Published online Aug 28, 2015. doi: 10.4254/wjh.v7.i18.2162
Peer-review started: May 19, 2015
First decision: June 25, 2015
Revised: July 30, 2015
Accepted: August 10, 2015
Article in press: August 11, 2015
Published online: August 28, 2015
Processing time: 105 Days and 23.7 Hours
The expanded indications of partial grafts in pediatric liver transplantation have reduced waiting list mortality. However, a higher morbidity is observed, including an increased rate of biliary complications (BCs). Factors such as the type of graft, the preservation methods applied, the donor characteristics, the type of biliary reconstruction, and the number of bile ducts in the liver graft influences the occurrence of these complications. Bile leaks and strictures comprise the majority of post-transplant BCs. Biliary strictures require a high grade of suspicion, and because most children have a bileo-enteric anastomosis, its diagnosis and management rely on percutaneous hepatic cholangiography and percutaneous biliary interventions (PBI).
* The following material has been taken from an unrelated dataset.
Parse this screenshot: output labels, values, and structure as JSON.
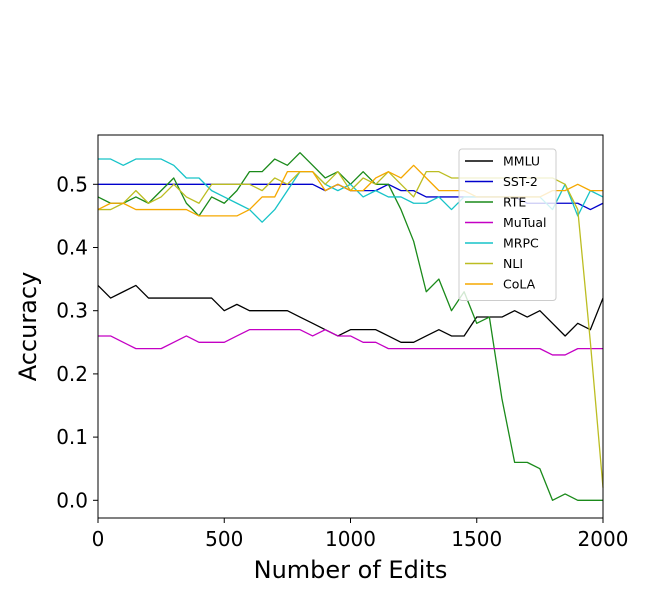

The success rates with PBI range from 70% to 90%. Surgery is reserved for patients who have failed PBI. BCs in children after liver transplantation have a prolonged treatment and are associated with a longer length of stay and higher hospital costs. However, with early diagnosis and aggressive treatment, patient and graft survival are not significantly compromised.
Core tip: Biliary complications in children after liver transplantation cause significant morbidity, which affect quality of life, increase hospital costs and jeopardize the liver graft if they are not treated appropriately. Diagnostic and treatment approaches to the different types of complications are highlighted, as are the technical nuances specific to pediatric recipients.